In response therefore Government must tap into the private sector for capital, technology, and expertise to finance, develop, and manage public-sector infrastructure projects and this is because when coupled with the right sets of policies and institutional environments, these public–private partnerships (PPPs) can also become catalysts for economic growth.
Essentially Government has made steady progress towards the PPP agenda. The National PPP Policy was approved in 2012. In line with the policy, the Public Private Partnerships Directorate (or the PPP unit) has been set up at the Ministry of Finance. The formulation of the PPP legislation is also at an advanced stage, the Draft Bill is finalised and due for tabling in Parliament.

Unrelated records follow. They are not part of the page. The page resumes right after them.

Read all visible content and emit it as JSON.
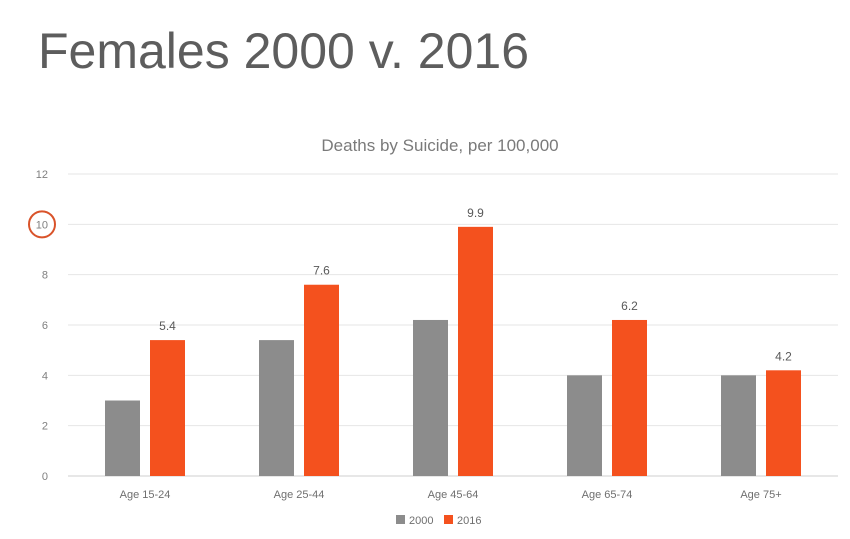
{
  "slide": {
    "title": "Females 2000 v. 2016"
  },
  "chart_data": {
    "type": "bar",
    "title": "Deaths by Suicide, per 100,000",
    "xlabel": "",
    "ylabel": "",
    "categories": [
      "Age 15-24",
      "Age 25-44",
      "Age 45-64",
      "Age 65-74",
      "Age 75+"
    ],
    "series": [
      {
        "name": "2000",
        "values": [
          3.0,
          5.4,
          6.2,
          4.0,
          4.0
        ],
        "color": "#8c8c8c",
        "show_labels": false
      },
      {
        "name": "2016",
        "values": [
          5.4,
          7.6,
          9.9,
          6.2,
          4.2
        ],
        "color": "#f4511e",
        "show_labels": true
      }
    ],
    "ylim": [
      0,
      12
    ],
    "yticks": [
      0,
      2,
      4,
      6,
      8,
      10,
      12
    ],
    "highlighted_tick": 10,
    "highlight_color": "#d9532a",
    "grid": true,
    "legend": "bottom"
  }
}
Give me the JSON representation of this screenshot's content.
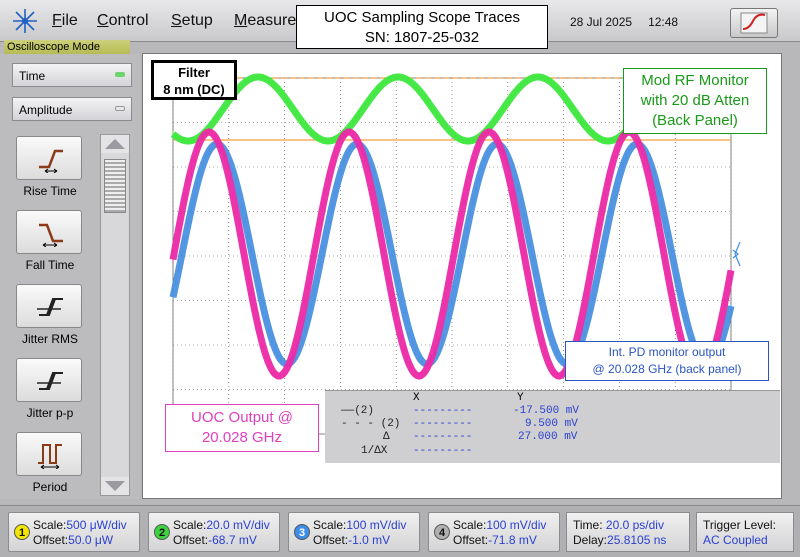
{
  "menubar": {
    "items": [
      {
        "label": "File",
        "underline": "F",
        "rest": "ile"
      },
      {
        "label": "Control",
        "underline": "C",
        "rest": "ontrol"
      },
      {
        "label": "Setup",
        "underline": "S",
        "rest": "etup"
      },
      {
        "label": "Measure",
        "underline": "M",
        "rest": "easure"
      }
    ],
    "date": "28 Jul 2025",
    "time": "12:48"
  },
  "title": {
    "line1": "UOC Sampling Scope Traces",
    "line2": "SN: 1807-25-032"
  },
  "mode": "Oscilloscope Mode",
  "selectors": {
    "time": "Time",
    "amplitude": "Amplitude"
  },
  "tools": [
    "Rise Time",
    "Fall Time",
    "Jitter RMS",
    "Jitter p-p",
    "Period"
  ],
  "callouts": {
    "filter_line1": "Filter",
    "filter_line2": "8 nm (DC)",
    "green_line1": "Mod RF Monitor",
    "green_line2": "with 20 dB Atten",
    "green_line3": "(Back Panel)",
    "blue_line1": "Int. PD monitor output",
    "blue_line2": "@ 20.028 GHz (back panel)",
    "magenta_line1": "UOC Output @",
    "magenta_line2": "20.028 GHz"
  },
  "readout": {
    "header_x": "X",
    "header_y": "Y",
    "rows": [
      {
        "marker": "——(2)",
        "x": "---------",
        "y": "-17.500 mV"
      },
      {
        "marker": "- - - (2)",
        "x": "---------",
        "y": "9.500 mV"
      },
      {
        "marker": "Δ",
        "x": "---------",
        "y": "27.000 mV"
      },
      {
        "marker": "1/ΔX",
        "x": "---------",
        "y": ""
      }
    ]
  },
  "channels": [
    {
      "num": "1",
      "color": "#f2e500",
      "scale_label": "Scale:",
      "scale": "500 μW/div",
      "offset_label": "Offset:",
      "offset": "50.0 μW"
    },
    {
      "num": "2",
      "color": "#3fd23f",
      "scale_label": "Scale:",
      "scale": "20.0 mV/div",
      "offset_label": "Offset:",
      "offset": "-68.7 mV"
    },
    {
      "num": "3",
      "color": "#3b8fe8",
      "scale_label": "Scale:",
      "scale": "100 mV/div",
      "offset_label": "Offset:",
      "offset": "-1.0 mV"
    },
    {
      "num": "4",
      "color": "#b0b0b0",
      "scale_label": "Scale:",
      "scale": "100 mV/div",
      "offset_label": "Offset:",
      "offset": "-71.8 mV"
    }
  ],
  "timebase": {
    "time_label": "Time:",
    "time": "20.0 ps/div",
    "delay_label": "Delay:",
    "delay": "25.8105 ns"
  },
  "trigger": {
    "label": "Trigger Level:",
    "value": "AC Coupled"
  },
  "colors": {
    "green_trace": "#3ee83e",
    "blue_trace": "#4a90e0",
    "magenta_trace": "#ec2aa6",
    "orange_marker": "#f0a040",
    "callout_green": "#1a9a1a",
    "callout_blue": "#2a55c0",
    "callout_magenta": "#e040c0"
  }
}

The overarching intent of the PPP legislation is to ensure that best practices are followed during all phases of a PPP project development cycle. To ensure this, the legislation contemplates that a sequence of reviews are made and corresponding approvals provided by a PPP Committee that is constituted as per provisions of the legislation.
Quite fairly, PPPs are a relatively new discipline in Namibia, and to this end the PPP unit facilitates a number of capacity development initiatives. This is done through a combination of structured training programmes, knowledge sharing discussions with both public and private sector organisations, as well as forum presentations and media publications. Through these capacity building initiatives Government attempts to emphasise that core principles of value for money, affordability, and competitive procurement must be adhered to in order to ensure PPPs that are successful and are in public interest.
On the other hand and in order for PPPs to work Government needs to always ensure that clear and upfront articulation of project output parameters is a pre-requisite to ensure that all initiatives are aligned to the public needs. This is also important to facilitate competitive procurement, such that financial offers from various competing bidders are truly comparable. Finally, a clear articulation of project requirements is essential for inclusion in to a PPP agreement such that responsibilities of the private sector are unambiguous.
Lastly, it must be highlighted that PPPs are not the best approach in every instance, and that poorly conceived PPP projects may lead to excessive or unintended fiscal burden. Government needs to ensure that in cases where a PPP approach is contemplated, project development and operation risk is optimally allocated to the private sector. A value for money check is also a requirement while assessing the feasibility of a PPP initiative – to test that such an approach shall be cost effective as compared to direct Government financing.